Today.Az » World news » Iraq’s future to be decided in Syria
10 October 2017 [11:38] - Today.Az
By Rufiz Hafizoglu/ Trend
The first military operation of the Turkish Armed Forces in neighboring Iraq began more than 30 years ago – on May 25, 1983. Then, under the agreements reached between Ankara and Baghdad, the Turkish Armed Forces began operations against the militants of the Kurdistan Workers’ Party (PKK) and the Kurdish paramilitary units, Peshmerga, in northern Iraq.
In 1983, the Turkish Armed Forces for the first time entered the Iraqi territory on a stretch of five kilometers. The Turkish Armed Forces conducted about 55 military operations in northern Iraq from 1983 to 2011.
The Armed Forces of Turkey killed more than 800 PKK members in northern Iraq during the operation held on October 13, 1997: this is considered the biggest figure for the entire period of military operations conducted outside of Turkey.
Following the July 15 military coup attempt in Turkey in 2016, the country’s Armed Forces, with the support of the Syrian opposition (Free Syrian Army), launched the Euphrates Shield operation against the IS militants and liberated the city of Jarabulus as well as the city of Al-Bab in northern Syria. Turkish Prime Minister Binali Yildirim said in late March that the operation had been successfully completed.

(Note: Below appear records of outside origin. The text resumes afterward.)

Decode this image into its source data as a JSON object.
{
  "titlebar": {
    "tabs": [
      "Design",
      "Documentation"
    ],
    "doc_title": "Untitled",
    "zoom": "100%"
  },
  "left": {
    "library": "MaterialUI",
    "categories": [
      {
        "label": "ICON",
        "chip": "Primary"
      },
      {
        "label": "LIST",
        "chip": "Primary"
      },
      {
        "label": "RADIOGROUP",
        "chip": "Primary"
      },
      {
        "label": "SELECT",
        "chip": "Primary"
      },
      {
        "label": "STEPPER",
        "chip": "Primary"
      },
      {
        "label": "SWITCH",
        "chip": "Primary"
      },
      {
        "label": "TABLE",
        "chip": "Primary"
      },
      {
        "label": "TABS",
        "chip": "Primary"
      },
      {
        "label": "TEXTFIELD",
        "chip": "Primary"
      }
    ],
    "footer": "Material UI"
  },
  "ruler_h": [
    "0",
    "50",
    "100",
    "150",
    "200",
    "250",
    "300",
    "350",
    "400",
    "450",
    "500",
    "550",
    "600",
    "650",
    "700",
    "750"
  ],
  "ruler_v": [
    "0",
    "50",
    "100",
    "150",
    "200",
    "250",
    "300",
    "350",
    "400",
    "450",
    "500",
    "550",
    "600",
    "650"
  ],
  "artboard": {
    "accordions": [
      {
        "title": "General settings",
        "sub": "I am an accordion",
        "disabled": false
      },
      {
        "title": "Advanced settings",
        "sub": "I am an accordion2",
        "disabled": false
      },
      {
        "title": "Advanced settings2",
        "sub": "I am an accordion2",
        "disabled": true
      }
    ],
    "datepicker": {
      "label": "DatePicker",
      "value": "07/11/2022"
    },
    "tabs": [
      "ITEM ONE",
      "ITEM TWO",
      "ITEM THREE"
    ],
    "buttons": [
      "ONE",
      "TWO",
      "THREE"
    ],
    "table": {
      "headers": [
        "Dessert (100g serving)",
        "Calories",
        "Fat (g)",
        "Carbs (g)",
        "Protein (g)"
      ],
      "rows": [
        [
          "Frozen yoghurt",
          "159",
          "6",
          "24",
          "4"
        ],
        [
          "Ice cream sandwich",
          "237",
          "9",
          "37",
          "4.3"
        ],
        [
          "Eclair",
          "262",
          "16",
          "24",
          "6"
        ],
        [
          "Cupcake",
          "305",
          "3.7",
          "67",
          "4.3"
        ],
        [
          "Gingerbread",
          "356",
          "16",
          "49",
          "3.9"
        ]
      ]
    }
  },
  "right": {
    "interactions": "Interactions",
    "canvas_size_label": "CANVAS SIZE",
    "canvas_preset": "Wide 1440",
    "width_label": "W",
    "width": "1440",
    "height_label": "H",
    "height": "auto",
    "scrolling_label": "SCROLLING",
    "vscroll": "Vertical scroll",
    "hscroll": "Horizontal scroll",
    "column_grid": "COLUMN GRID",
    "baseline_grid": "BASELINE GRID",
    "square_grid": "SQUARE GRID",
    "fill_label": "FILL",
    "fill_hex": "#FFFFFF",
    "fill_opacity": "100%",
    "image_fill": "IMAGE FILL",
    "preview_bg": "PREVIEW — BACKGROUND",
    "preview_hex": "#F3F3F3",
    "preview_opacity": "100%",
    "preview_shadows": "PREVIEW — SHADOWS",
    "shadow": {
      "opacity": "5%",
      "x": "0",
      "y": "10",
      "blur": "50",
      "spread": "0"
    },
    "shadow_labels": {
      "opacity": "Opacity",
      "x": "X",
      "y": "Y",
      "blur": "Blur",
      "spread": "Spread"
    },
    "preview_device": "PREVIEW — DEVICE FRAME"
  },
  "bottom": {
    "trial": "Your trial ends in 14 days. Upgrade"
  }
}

Starting from September 2017, a new military campaign has been actively developing in the northern Syrian city of Idlib, with participation of the Free Syrian Army. The operation is to be conducted in the north of Syria.
However, it should be noted that unlike the Euphrates Shield, the new operation will not be easy for Turkey. The main problem stems from the fact that less than 250,000 civilians live in the region where the Euphrates Shield operation was carried out, while in Idlib the number of civilians exceeds two million people.
It should be noted that the main purpose of all these operations has been the elimination of danger on Turkey’s borders. At the same time it becomes clear that the new operation is extremely important not only for Turkey but also for Iraq itself and for neighboring Iran.
The fact is that currently, Idlib is under partial control of the Free Syrian Army as well as Jabhat al-Nusra and other radical armed groups.
At the same time, this city is important for the Kurdish terrorist organizations YPG and PYD that are armed by the US and do not hide their plans to take control of the city to create a "Kurdish state" in Syria.
In case Idlib falls under control of YPG and PYD, the Turkish-Syrian border, with the exception of Azaz city, will be under full control of Kurdish armed groups.
And this, in turn, will actually create conditions for establishment of a new "Kurdish state" in northern Syria, which certainly does not meet the interests of not only Turkey but also Iraq, which, after the recent referendum in the Kurdish autonomy, is on the verge of collapse.
The Kurdish territorial claims create a problem for Iran as well, which will sooner or later face ethnic separatism, the problem that external forces have been promoting in the region.